Oggi, ma nel 1975, a Arzello di Melazzo, in provincia di Alessandria, nella sparatoria tra forze dell'ordine e brigatisti _ impegnati questi ultimi nel sequestro dell'industriale Vittorio Vallarino Gancia, della omonima casa vitivinicola, rapito, per autofinanziare le BR, lungo la provinciale piemontese Cassinasco-Canelli, il giorno precedente, e tenuto in un casolare _ venivano uccisi dal fuoco incrociato Margherita "Mara" Cagol, del 1945, dall'1 agosto 1969 moglie di Renato Curcio, fondatore delle Brigate rosse, e l'appuntato dei carabinieri Giovanni D'Alfonso (nella foto, a sinistra), che non riprenderà coscienza e che, nonostante il tentativo chirurgico di salvarlo, morirà nell'ospedale di Acqui Terme, l'11 giugno successivo. Era nato a Penne, in provincia di Pescara, nel 1930. Il 28 aprile 1976 verrà insignito della medaglia d'argento al valor militare alla memoria. La caserma dell'Arma di San Valentino in Abruzzo citeriore, sempre in quel di Pescara, porterà il suo nome e cognome in segno di ricordo per l'estremo sacrificio.
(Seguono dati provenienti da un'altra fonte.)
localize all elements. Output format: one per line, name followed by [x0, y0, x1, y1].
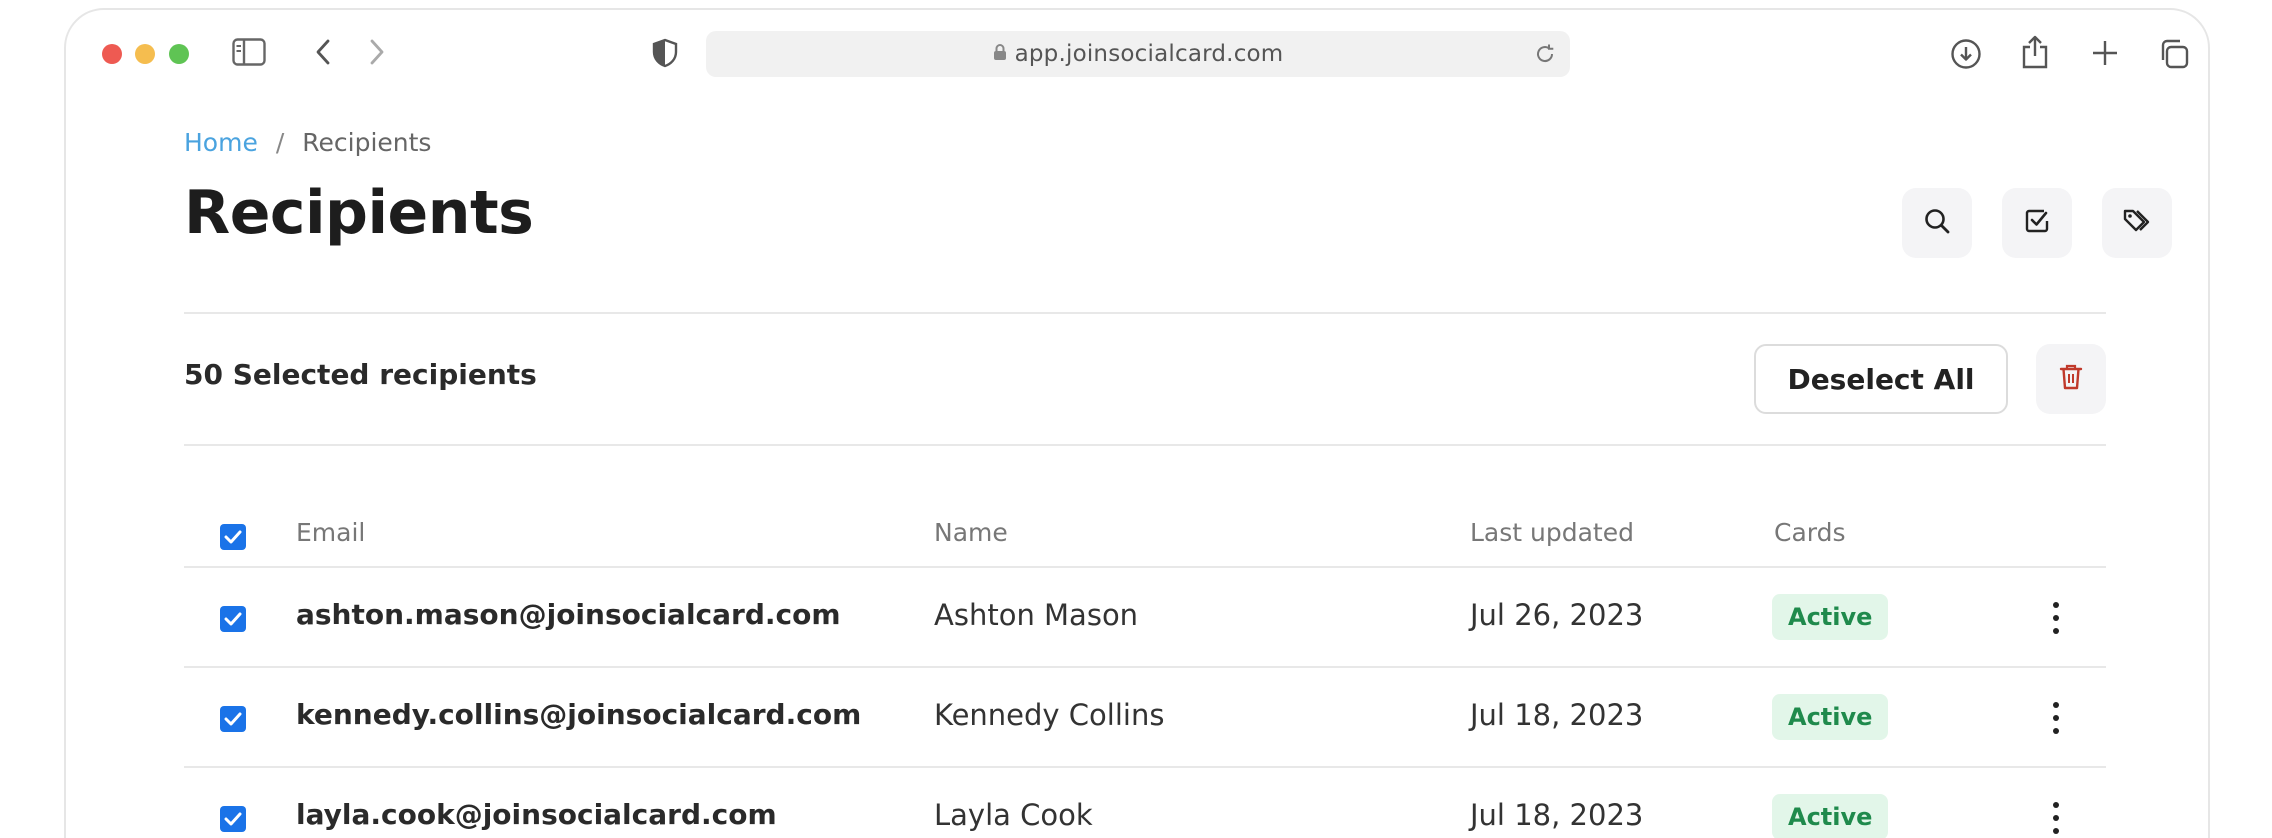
privacy-shield-icon[interactable] — [652, 38, 678, 68]
address-bar[interactable]: app.joinsocialcard.com — [706, 31, 1570, 77]
tags-icon — [2122, 207, 2152, 239]
new-tab-icon[interactable] — [2090, 38, 2120, 68]
selected-count-label: 50 Selected recipients — [184, 358, 537, 391]
row-last-updated: Jul 18, 2023 — [1470, 798, 1644, 832]
url-text: app.joinsocialcard.com — [1014, 41, 1284, 67]
breadcrumb-home-link[interactable]: Home — [184, 128, 258, 157]
row-checkbox[interactable] — [220, 606, 246, 632]
row-email: ashton.mason@joinsocialcard.com — [296, 598, 841, 631]
row-menu-icon[interactable] — [2044, 802, 2068, 834]
row-name: Ashton Mason — [934, 598, 1139, 632]
breadcrumb-current: Recipients — [302, 128, 432, 157]
column-header-name[interactable]: Name — [934, 518, 1008, 547]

Nell'azione erano rimasti feriti il tenente Umberto Rocca, di 35 anni, comandante della stazione di Acqui terme, al quale era saltato il braccio sinistro e l'occhio sinistro, e il maresciallo Rosario Cattafi, di 50 anni, colpiti anche dalle schegge delle granate usate dai terroristi per tentare di coprirsi la fuga all'arrivo degli uomini in divisa che erano in servizio di pattugliamento dopo il rapimento dell'industriale. L'appuntato Pietro Barberis, di 50 anni, che era in borghese, invece, era l'unico esponente della Benemerita a rimanere illeso e fu lui a colpire a morte la Cagol.

Come responsabile dell'omicidio di D'Alfonso verrà condannato il brigatista Massimo Maraschi, che in realtà era stato arrestato il giorno precedente ai fatti di sangue della cascina Spiotta, per il coinvolgimento nel rapimento di Vallarino Gancia.

I contorni di tutta la vicenda della "battaglia di Arzello" rimarranno comunque non del tutto chiari: anche per il ruolo e l'identità di uno dei brigatisti che riuscì a fuggire nel bosco. Vittorio Vallarino Gancia veniva liberato, senza il pagamento del riscatto, in quella stessa operazione dei carabinieri.